Он постоянно спрашивал себя: «Чем он мог приглянуться ей, этот скот?»
Разжигаемая каждою мелочью, коловшей его, точно иголка, разжигаемая беспрестанными напоминаниями о Шарле, которые он усматривал в словах Мадлены, лакея, горничной, злоба его росла день ото дня.
Дю Руа любил сладкое.
— Почему у нас не бывает сладких блюд? — спросил он как-то вечером. — Ты их никогда не заказываешь.
— Это верно, я про них забываю, — с веселым видом ответила Мадлена — Дело в том, что их терпеть не мог Шарль…
— Знаешь, мне это начинает надоедать, — не в силах сдержать досаду, прервал ее Жорж. — Только и слышно — Шарль, Шарль… Шарль любил то, Шарль любил это. Шарль сдох»— и пора оставить его в покое.
Ошеломленная этой внезапной вспышкой, Мадлена с недоумением посмотрела на него. Но со свойственной ей чуткостью она отчасти догадалась, что в его душе совершается медленная работа ревности, ревности к покойному, усиливавшейся с каждым мгновением, при каждом напоминании о нем.
Быть может, это показалось ей ребячеством, но в то же время, несомненно, польстило ей, и она ничего ему не ответила…
Дю Руа самому было стыдно за свою выходку, но он ничего не мог с собой поделать. В тот же вечер, после обеда, когда они принялись за очередную статью, он запутался ногами в коврике. Перевернуть коврик ему не удалось, и он отшвырнул его ногой.
— У Шарля, должно быть, всегда мерзли лапы? — спросил он со смехом.
Она тоже засмеялась:
— Да, он вечно боялся простуды! У него были слабые легкие.
— Что он и доказал, — злобно подхватил Дю Руа. — К счастью для меня, — галантно прибавил он и поцеловал ей руку.
Но и ложась спать, Дю Руа мучился все тою же мыслью.
— Уж наверно Шарль надевал на ночь колпак, чтоб не надуло в уши? — опять начал он.
— Нет, он повязывал голову шелковым платком, — с намерением обернуть это в шутку ответила Мадлена.
Жорж, пожав плечами, презрительным тоном человека, сознающего свое превосходство, процедил:
— Экий болван!
С этого дня Шарль сделался для него постоянной темой для разговора. Он заговаривал о нем по всякому поводу и с выражением бесконечной жалости называл его не иначе как «бедняга Шарль».
Вернувшись из редакции, где его по нескольку раз в день называли «Форестье», он вознаграждал себя тем, что злобными насмешками нарушал могильный сон покойника.
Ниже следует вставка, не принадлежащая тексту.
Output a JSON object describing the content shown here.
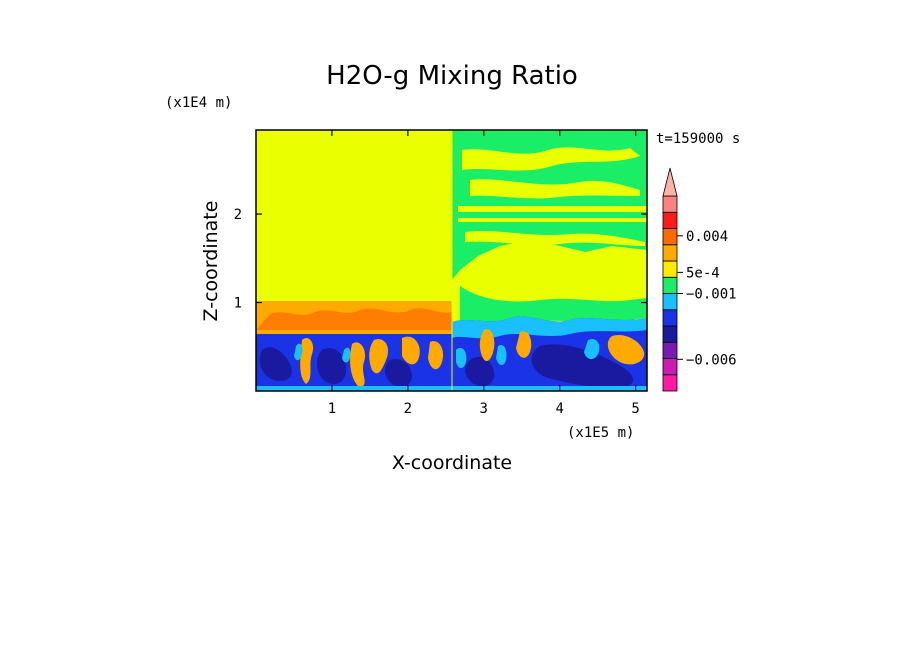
{
  "chart_data": {
    "type": "heatmap",
    "title": "H2O-g Mixing Ratio",
    "xlabel": "X-coordinate",
    "ylabel": "Z-coordinate",
    "x_scale_label": "(x1E5 m)",
    "y_scale_label": "(x1E4 m)",
    "time_label": "t=159000 s",
    "xlim": [
      0,
      5.15
    ],
    "ylim": [
      0,
      2.95
    ],
    "x_ticks": [
      {
        "value": 1,
        "label": "1"
      },
      {
        "value": 2,
        "label": "2"
      },
      {
        "value": 3,
        "label": "3"
      },
      {
        "value": 4,
        "label": "4"
      },
      {
        "value": 5,
        "label": "5"
      }
    ],
    "y_ticks": [
      {
        "value": 1,
        "label": "1"
      },
      {
        "value": 2,
        "label": "2"
      }
    ],
    "colorbar": {
      "colors": [
        "#ff1aa6",
        "#cc1ab3",
        "#7a1ab3",
        "#1a1aa0",
        "#1a33e6",
        "#1abfff",
        "#1aee66",
        "#ffea00",
        "#ffaa00",
        "#ff6a00",
        "#ff1a1a",
        "#ff8080"
      ],
      "extend_max_color": "#ffb3a6",
      "labels": [
        {
          "text": "0.004",
          "at_level": 9.55
        },
        {
          "text": "5e-4",
          "at_level": 7.3
        },
        {
          "text": "−0.001",
          "at_level": 6.0
        },
        {
          "text": "−0.006",
          "at_level": 1.95
        }
      ]
    },
    "regions": [
      {
        "name": "upper-troposphere-left",
        "x": [
          0,
          2.55
        ],
        "z": [
          1.02,
          2.95
        ],
        "color": "#eaff00"
      },
      {
        "name": "upper-troposphere-right",
        "x": [
          2.55,
          5.15
        ],
        "z": [
          0.75,
          2.95
        ],
        "color": "#1aee66"
      },
      {
        "name": "mid-level-band-left",
        "x": [
          0,
          2.55
        ],
        "z": [
          0.72,
          1.02
        ],
        "color": "#ffaa00"
      },
      {
        "name": "boundary-layer",
        "x": [
          0,
          5.15
        ],
        "z": [
          0,
          0.72
        ],
        "color": "#1a33e6"
      }
    ]
  }
}
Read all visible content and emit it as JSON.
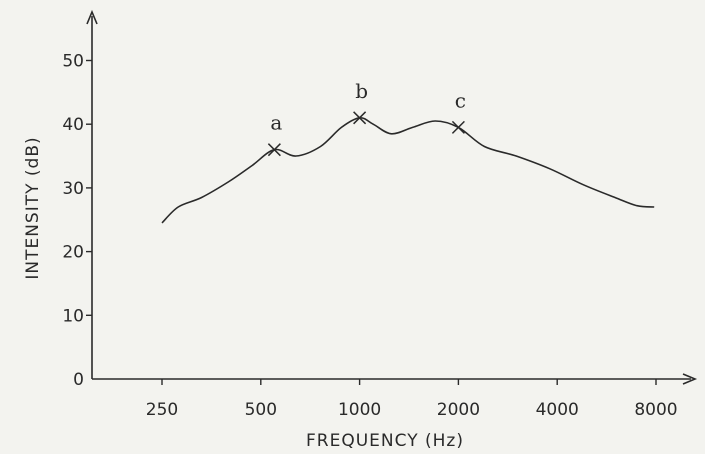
{
  "chart_data": {
    "type": "line",
    "xlabel": "FREQUENCY (Hz)",
    "ylabel": "INTENSITY (dB)",
    "x_scale": "log2",
    "xticks": [
      250,
      500,
      1000,
      2000,
      4000,
      8000
    ],
    "xtick_labels": [
      "250",
      "500",
      "1000",
      "2000",
      "4000",
      "8000"
    ],
    "yticks": [
      0,
      10,
      20,
      30,
      40,
      50
    ],
    "ytick_labels": [
      "0",
      "10",
      "20",
      "30",
      "40",
      "50"
    ],
    "ylim": [
      0,
      55
    ],
    "xlim": [
      180,
      10000
    ],
    "grid": false,
    "series": [
      {
        "x": [
          250,
          280,
          330,
          400,
          470,
          550,
          640,
          760,
          880,
          1000,
          1100,
          1250,
          1450,
          1700,
          2000,
          2400,
          3000,
          3800,
          4800,
          6000,
          7000,
          7900
        ],
        "y": [
          24.5,
          27,
          28.5,
          31,
          33.5,
          36,
          35,
          36.5,
          39.5,
          41,
          40,
          38.5,
          39.5,
          40.5,
          39.5,
          36.5,
          35,
          33,
          30.5,
          28.5,
          27.2,
          27
        ]
      }
    ],
    "annotations": [
      {
        "label": "a",
        "x": 550,
        "y": 36
      },
      {
        "label": "b",
        "x": 1000,
        "y": 41
      },
      {
        "label": "c",
        "x": 2000,
        "y": 39.5
      }
    ]
  }
}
Он припоминал его недостатки, его смешные черты, его слабости, с наслаждением перечислял их, смаковал и преувеличивал, точно желая вытравить из сердца жены всякое чувство к некоему опасному сопернику.
— Послушай, Мад, — говорил он. — Ты помнишь, как однажды эта дубина Шарль пытался нам доказать, что полные мужчины сильнее худых?
Некоторое время спустя он начал выпытывать у нее интимные подробности, касавшиеся покойного, но Мадлена смущалась и не желала отвечать. Однако он не отставал от нее:
— Да ну, расскажи! Воображаю, какой дурацкий вид бывал у него в такие минуты, верно?
— Послушай, оставь ты его наконец в покое, — цедила она сквозь зубы.
Но он не унимался.
— Нет, ты мне скажи! В постели он был неуклюж, как медведь, правда? Какой он был скот! — всякий раз прибавлял Дю Руа.
Однажды вечером, в конце мая, он курил у окна папиросу; было очень душно, и его потянуло на воздух.
— Мад, крошка, поедем в Булонский лес?
— Ну что ж, с удовольствием.
Они сели в открытый экипаж и, миновав Елисейские поля, въехали в аллею Булонского леса. Стояла безветренная ночь, одна из тех ночей, когда в Париже становится жарко, как в бане, а воздух до того раскален, что Кажется, будто дышишь паром, вырвавшимся из открытых клапанов. Полчища фиакров влекли под сень деревьев бесчисленное множество влюбленных. Нескончаемой вереницей тянулись они один за другим.